Penelitian menunjukkan orang yang mendengarkan musik sebelum melakukan operasi memiliki tingkat kecemasan yang lebih rendah dibanding mereka yang tidak melakukannya.

Pascaoperasi, orang yang kembali mendengarkan musik juga cenderung tidak merasakan ketidaknyamanan sehingga membutuhkan lebih sedikit obat penghilang rasa sakit dibanding mereka yang tidak melakukannya.

Mendengarkan musik atau bernyanyi juga dapat meningkatkan kemampuan fisik, psikologis, kognitif, dan emosional. Tak heran bila terapi musik juga akan membuat proses penyembuhan dari penyakit tertentu menjadi lebih cepat.

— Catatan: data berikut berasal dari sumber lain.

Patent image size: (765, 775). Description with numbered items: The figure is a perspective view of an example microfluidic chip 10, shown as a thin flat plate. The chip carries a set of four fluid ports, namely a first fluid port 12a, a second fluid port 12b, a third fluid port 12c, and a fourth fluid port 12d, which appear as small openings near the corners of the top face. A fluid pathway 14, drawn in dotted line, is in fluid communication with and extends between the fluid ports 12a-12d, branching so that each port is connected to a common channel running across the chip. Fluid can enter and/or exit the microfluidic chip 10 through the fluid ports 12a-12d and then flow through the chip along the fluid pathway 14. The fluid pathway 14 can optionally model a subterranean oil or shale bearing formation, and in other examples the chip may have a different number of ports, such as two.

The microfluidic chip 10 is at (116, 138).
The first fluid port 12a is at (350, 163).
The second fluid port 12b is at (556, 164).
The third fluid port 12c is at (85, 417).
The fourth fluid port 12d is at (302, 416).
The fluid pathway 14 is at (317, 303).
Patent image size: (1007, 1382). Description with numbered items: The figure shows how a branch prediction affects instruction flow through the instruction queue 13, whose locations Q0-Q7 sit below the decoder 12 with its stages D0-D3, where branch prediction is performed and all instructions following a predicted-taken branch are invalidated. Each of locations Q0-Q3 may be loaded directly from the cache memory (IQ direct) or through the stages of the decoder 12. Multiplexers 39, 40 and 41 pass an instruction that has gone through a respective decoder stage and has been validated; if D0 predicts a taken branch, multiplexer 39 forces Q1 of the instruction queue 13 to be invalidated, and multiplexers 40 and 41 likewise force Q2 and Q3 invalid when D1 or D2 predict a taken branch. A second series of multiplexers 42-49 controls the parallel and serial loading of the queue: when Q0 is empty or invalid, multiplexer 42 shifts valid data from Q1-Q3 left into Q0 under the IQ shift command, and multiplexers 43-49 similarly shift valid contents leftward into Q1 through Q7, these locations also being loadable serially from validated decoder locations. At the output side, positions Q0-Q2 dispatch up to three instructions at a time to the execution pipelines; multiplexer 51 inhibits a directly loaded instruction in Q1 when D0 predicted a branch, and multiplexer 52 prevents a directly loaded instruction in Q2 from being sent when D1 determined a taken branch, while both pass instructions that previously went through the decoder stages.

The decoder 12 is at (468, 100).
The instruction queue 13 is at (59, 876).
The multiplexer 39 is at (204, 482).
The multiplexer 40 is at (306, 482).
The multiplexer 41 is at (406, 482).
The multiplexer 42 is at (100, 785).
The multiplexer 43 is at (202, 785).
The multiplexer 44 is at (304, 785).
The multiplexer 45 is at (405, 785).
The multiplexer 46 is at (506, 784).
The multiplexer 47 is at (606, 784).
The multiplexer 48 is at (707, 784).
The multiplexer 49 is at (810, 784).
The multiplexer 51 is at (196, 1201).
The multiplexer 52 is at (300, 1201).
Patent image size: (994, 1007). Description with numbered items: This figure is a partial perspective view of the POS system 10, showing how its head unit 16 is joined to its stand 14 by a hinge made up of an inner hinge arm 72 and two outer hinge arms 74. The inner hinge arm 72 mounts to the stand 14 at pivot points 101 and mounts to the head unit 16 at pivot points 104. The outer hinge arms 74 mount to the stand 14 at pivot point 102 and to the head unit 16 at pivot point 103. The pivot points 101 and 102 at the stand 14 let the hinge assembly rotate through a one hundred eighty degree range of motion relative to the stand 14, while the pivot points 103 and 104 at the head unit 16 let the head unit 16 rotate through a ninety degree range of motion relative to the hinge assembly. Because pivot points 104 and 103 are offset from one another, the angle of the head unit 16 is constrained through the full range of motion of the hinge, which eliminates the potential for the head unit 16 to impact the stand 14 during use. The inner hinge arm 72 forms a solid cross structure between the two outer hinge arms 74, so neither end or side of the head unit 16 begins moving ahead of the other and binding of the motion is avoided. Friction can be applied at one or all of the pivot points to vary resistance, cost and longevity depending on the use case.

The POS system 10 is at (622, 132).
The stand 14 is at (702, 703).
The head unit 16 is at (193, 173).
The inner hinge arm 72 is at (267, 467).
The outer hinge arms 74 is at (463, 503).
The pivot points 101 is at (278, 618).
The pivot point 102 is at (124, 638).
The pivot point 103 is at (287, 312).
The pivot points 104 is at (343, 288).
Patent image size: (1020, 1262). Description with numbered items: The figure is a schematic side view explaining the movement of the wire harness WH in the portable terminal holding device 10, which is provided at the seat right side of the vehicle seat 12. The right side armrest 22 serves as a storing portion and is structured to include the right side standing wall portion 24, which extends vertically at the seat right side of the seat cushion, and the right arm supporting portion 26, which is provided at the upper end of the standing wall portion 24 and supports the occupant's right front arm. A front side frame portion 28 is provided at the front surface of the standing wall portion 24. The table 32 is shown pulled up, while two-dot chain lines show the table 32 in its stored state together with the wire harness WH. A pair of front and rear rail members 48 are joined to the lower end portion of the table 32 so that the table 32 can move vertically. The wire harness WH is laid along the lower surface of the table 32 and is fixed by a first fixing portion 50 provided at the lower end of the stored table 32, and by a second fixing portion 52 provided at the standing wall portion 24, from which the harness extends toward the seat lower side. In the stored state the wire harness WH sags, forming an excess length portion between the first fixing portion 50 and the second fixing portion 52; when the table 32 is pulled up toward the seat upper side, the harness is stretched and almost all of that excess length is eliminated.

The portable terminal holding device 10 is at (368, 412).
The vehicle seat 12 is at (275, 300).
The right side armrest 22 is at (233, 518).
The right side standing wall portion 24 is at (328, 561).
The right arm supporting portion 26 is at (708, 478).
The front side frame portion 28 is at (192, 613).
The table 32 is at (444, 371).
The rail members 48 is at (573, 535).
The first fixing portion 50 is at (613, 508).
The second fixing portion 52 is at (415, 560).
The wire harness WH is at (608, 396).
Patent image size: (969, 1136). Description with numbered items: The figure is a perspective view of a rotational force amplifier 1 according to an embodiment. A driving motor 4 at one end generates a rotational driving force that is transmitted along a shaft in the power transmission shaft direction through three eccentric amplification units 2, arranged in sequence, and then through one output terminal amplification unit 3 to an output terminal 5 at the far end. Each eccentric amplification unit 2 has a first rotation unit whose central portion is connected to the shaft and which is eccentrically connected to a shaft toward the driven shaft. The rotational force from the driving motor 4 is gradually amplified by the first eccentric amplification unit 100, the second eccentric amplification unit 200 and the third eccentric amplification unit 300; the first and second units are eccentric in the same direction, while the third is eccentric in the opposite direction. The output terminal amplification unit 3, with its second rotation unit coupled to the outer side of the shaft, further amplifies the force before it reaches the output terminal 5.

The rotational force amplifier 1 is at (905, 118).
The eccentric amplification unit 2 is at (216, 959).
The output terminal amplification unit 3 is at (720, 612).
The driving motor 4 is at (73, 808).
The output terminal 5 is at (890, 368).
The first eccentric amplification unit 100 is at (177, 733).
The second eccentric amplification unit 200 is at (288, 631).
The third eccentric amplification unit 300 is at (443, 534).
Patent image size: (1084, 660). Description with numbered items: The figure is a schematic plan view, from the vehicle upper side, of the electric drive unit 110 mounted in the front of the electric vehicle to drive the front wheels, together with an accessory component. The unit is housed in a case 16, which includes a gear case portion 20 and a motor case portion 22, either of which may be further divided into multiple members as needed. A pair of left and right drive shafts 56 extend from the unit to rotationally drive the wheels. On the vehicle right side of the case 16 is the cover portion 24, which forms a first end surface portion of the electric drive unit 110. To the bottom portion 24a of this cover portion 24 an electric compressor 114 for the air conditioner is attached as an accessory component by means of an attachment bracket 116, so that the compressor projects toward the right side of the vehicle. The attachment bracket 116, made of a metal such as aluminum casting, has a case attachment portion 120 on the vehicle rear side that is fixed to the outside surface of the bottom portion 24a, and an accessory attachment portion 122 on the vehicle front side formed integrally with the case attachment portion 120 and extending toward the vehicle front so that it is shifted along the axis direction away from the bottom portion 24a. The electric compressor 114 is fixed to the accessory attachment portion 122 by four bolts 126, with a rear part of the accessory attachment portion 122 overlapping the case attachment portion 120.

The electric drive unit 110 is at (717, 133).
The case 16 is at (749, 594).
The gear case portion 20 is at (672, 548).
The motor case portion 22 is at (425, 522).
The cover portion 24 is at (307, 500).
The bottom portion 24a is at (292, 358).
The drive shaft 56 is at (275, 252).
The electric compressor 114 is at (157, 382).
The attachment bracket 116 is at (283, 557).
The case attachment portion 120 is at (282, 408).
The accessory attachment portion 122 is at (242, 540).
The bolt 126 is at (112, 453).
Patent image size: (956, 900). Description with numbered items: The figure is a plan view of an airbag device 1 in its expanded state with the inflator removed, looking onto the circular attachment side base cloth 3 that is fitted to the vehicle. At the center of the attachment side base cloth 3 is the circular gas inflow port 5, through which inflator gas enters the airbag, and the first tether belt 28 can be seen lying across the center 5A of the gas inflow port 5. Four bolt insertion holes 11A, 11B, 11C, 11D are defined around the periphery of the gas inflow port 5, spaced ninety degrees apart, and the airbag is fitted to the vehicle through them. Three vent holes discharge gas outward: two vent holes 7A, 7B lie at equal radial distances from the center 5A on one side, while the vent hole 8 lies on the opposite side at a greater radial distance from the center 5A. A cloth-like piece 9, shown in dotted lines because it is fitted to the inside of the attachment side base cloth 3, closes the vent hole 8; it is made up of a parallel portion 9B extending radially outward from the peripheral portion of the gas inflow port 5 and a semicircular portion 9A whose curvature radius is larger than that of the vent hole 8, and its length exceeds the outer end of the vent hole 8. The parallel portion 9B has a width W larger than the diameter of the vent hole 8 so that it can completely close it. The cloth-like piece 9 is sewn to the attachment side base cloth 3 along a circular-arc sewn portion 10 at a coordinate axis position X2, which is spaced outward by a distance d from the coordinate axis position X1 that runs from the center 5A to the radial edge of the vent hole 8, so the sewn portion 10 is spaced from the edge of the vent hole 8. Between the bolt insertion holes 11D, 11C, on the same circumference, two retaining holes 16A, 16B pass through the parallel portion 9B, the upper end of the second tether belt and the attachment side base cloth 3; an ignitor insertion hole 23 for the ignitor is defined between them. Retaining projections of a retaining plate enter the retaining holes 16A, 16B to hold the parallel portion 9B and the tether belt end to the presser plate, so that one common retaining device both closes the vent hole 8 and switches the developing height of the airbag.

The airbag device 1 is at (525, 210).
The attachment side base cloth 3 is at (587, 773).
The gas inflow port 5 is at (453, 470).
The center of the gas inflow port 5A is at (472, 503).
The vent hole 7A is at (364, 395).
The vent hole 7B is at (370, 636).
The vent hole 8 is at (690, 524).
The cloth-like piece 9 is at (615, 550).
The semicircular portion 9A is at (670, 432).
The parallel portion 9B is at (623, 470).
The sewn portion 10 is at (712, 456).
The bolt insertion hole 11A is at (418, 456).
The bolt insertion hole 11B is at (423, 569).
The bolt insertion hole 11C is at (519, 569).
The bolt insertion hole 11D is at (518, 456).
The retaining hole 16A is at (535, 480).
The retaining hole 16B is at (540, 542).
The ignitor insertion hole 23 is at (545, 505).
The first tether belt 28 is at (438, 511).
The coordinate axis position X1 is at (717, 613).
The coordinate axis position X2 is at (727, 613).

Terapi musik sangat dianjurkan untuk penderita stroke atau cedera otak traumatis yang menyerang otak kiri alias bagian otak yang mengatur kemampuan berbicara. 

Seseorang yang pernah tertembak di bagian otak terbukti dapat kembali berbicara setelah 2 tahun menjalani terapi musik ini. 

Mendengarkan musik juga dihubungkan dengan pengurangan tingkat kecemasan pada penderita kanker yang menjalani kemoterapi dan radioterapi. 

Terapi musik dapat mengurangi mual dan muntah yang biasanya dirasakan pasien kemoterapi.

Mendengarkan musik lawas sangat berguna bagi penderita demensia karena dipercaya dapat membangkitkan ingatan sebelumnya. 

Terapi musik bagi penderita demensia juga dapat mengurangi agitasi, membantu komunikasi, dan meningkatkan koordinasi fisik. 

Musik bukan hanya berpengaruh pada mental, namun juga fisik, terutama pada penderita sakit kronis akibat arthritis. 

Terapi musik terbukti dapat mengurangi persepsi nyeri, meningkatkan kemampuan penderita untuk mengontrol rasa nyeri tersebut, bahkan mengurangi jumlah obat yang harus mereka konsumsi. 

Apa saja yang dilakukan dalam terapi musik?

Terapi musik dapat dilakukan oleh semua umur, bahkan bagi mereka yang buta irama (tone deaf), menderita kelainan mental, atau terlihat sehat. 

Terapi musik ini akan menyentuh semua aspek dalam pikiran kita yang kemudian akan memengaruhi cara kerja tubuh, otak, hingga perilaku. 

Meski demikian, kegiatan terapi musik bagi satu orang mungkin berbeda dengan lainnya. Namun, pada dasarnya ada dua jenis terapi musik yang biasa dilakukan, yakni: 

1. Terapi kreatif 

Dalam terapi ini, terapis meminta pasiennya untuk aktif membuat atau memproduksi musik. Dalam terapi ini, pasiennya akan diminta untuk membuat lagu, mengaransemen musik, atau memainkan alat musik. 

2. Terapi reseptif 

Pada terapi ini, terapis mengenalkan pengalaman bermusik pada pasiennya dengan tujuan relaksasi, salah satunya dengan mendengarkan musik. 

Dalam terapi reseptif, seseorang juga bisa diajak untuk mendiskusikan perasaan, ide, atau pemikiran mengenai musik tertentu. 

Salah satu hal dasar yang membedakan terapi musik dengan sekedar kegiatan bermusik adalah terapis yang mendampingi. 

Terapis ini merupakan orang yang sudah tersertifikasi untuk melakukan terapi musik, yakni bisa dari kalangan musisi yang memiliki pengetahuan mendalam soal musik, mulai dari musik elektropop hingga opera. 

Pengetahuan ini dibutuhkan sehingga ia mengetahui musik yang dapat menstimulasi kesehatan jiwa dalam diri seseorang. 

Terapis harus dapat menentukan musik yang bisa dipakai dalam sesi terapi musik, misalnya musik dengan tempo cepat untuk merangsang memori atau musik relaksasi untuk membantu meditasi.